Michigan Cattle Producers Are Telling Us Exactly What the Large Animal Veterinary Shortage Looks Like. It Is Not Pretty.

The large animal veterinary shortage is not an abstract workforce statistic. It is a cattle producer in Michigan's Upper Peninsula who is 90 miles from the nearest large animal veterinarian. It is more than half of survey respondents who have been unable to get veterinary service when they needed it. It is a clinic that dropped a producer as a client because they stopped offering food animal services altogether.

Michigan State University Extension recently surveyed cattle producers across the state to get a ground-level picture of what the shortage actually looks like in practice. Eighty-nine producers responded, representing 34 counties. The data is worth reading carefully, because it tells a story that goes well beyond Michigan.

What producers actually need veterinarians for

The most common reason producers reported needing a veterinarian was to maintain a valid veterinarian-client-patient relationship, or VCPR, cited by 85 percent of respondents. That number makes sense when you understand what a VCPR unlocks. Under current FDA-CVM rules, a valid VCPR with a licensed veterinarian is required to access the antimicrobial drugs needed to treat sick cattle. Eighty-two percent of respondents confirmed they needed a veterinarian specifically to purchase medications, and 60 percent needed one to write prescriptions for antimicrobials. Without access to a large animal veterinarian, producers cannot legally obtain the treatments their animals need.
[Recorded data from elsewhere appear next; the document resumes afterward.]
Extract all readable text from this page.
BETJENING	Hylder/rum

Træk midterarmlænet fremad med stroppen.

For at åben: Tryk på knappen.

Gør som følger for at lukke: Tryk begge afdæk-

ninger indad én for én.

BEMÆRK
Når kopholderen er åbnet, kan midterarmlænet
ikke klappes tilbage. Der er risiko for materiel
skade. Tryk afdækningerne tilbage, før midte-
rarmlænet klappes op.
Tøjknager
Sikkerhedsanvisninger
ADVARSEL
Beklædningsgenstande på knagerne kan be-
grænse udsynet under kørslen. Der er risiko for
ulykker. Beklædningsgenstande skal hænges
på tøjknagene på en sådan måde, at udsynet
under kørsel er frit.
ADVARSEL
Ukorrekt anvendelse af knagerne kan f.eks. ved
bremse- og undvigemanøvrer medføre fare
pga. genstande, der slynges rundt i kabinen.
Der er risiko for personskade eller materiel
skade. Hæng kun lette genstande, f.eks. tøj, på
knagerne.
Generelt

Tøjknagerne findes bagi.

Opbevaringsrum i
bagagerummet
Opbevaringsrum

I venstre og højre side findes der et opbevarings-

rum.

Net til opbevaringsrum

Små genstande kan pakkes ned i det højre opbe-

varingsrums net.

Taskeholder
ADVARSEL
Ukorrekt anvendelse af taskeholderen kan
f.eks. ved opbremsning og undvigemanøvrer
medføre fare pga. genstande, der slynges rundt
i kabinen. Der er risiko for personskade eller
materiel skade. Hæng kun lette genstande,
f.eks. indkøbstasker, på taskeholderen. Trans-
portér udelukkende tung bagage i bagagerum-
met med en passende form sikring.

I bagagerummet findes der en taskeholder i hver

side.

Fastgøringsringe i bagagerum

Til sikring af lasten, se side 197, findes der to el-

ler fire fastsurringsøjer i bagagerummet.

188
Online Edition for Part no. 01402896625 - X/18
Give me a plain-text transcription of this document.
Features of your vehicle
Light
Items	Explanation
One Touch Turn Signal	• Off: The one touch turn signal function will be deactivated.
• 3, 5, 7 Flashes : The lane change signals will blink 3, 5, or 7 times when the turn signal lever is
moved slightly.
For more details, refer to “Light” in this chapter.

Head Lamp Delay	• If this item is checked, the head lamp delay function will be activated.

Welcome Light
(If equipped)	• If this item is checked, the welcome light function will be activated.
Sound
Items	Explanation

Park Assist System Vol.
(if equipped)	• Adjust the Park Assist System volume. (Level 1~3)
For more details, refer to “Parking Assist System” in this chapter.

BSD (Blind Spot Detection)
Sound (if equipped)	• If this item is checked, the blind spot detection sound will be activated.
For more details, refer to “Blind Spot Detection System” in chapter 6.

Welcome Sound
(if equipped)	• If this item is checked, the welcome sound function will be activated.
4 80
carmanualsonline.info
Beyond that fundamental access point, producers also reported needing veterinarians for consultation and problem solving (82 percent), pregnancy checks (61 percent), laboratory analysis (46 percent), breeding soundness exams for bulls (33 percent), surgery (32 percent), and castration (24 percent), among other services.

The access problem in numbers

The average distance between a survey respondent and the nearest cattle veterinarian was approximately 32 to 37 miles. The furthest gap identified was 90 miles, in the Upper Peninsula. More than half of respondents (55 percent) reported having been unable to receive veterinary service when they requested it. The most common reason was that the veterinarian's schedule was too busy or the clinic was understaffed, cited by 46 percent of those who experienced a denial of service. The second most common reason was distance, with 26 percent reporting that the farm was too far for a visit or outside the veterinarian's coverage area. Eleven percent reported that the veterinarian was simply not taking on new clients.

Sixteen percent of respondents reported being permanently dropped as a client by a veterinary clinic. In half of those cases, the reason was that the clinic had stopped providing large food animal service entirely, transitioning to equine or small animal only.

What producers think should be done

Fifty-two respondents offered suggestions for addressing the shortage, and the list is both practical and pointed. The most frequently mentioned solutions centered on financial incentives to make the large animal career path more accessible, specifically reducing student debt, offering cheaper veterinary school tuition, and creating scholarship and grant programs. A close second was a service obligation model, where financial support such as tuition reimbursement or loan forgiveness is tied to a contractual commitment to practice large animal medicine in an underserved Michigan area for a specified number of years.

Producers also called for expanded remote consultation options, changes to veterinary school admissions to prioritize students with livestock backgrounds and genuine interest in food animal medicine, and a stronger land grant mission focus at veterinary schools to produce graduates who are equipped and motivated to serve agricultural communities. Mentorship programs pairing new graduates with experienced large animal veterinarians were also frequently mentioned.

Other suggestions included encouraging the large animal career path through youth agricultural programs and 4-H, improving animal handling facilities on farms to make veterinary visits safer and more efficient, and considering a retainer model where producers pay a yearly fee to maintain access to veterinary services regardless of visit frequency.

What this means for the profession

The survey results from Michigan are a snapshot of a national problem. The USDA has identified large animal veterinary shortages in more than 500 counties across 46 states. What Michigan's data adds to that picture is specificity: what producers actually need, how often they cannot get it, and what they believe would help.

The solutions producers identified are largely the same ones veterinary workforce researchers have been recommending for years. Financial incentives work. Service obligation models work. Mentorship works. What has not worked is waiting for the market to self-correct in a sector where the economics of large animal practice have never been as favorable as small animal, and where student debt levels make the lower-revenue career path an increasingly difficult choice.

Veterinary medicine has a pipeline problem and a retention problem and a geography problem all at once. Michigan's producers are telling you what the consequences look like from the other side of that equation. The question for the profession is whether the response is going to match the scale of what they're describing.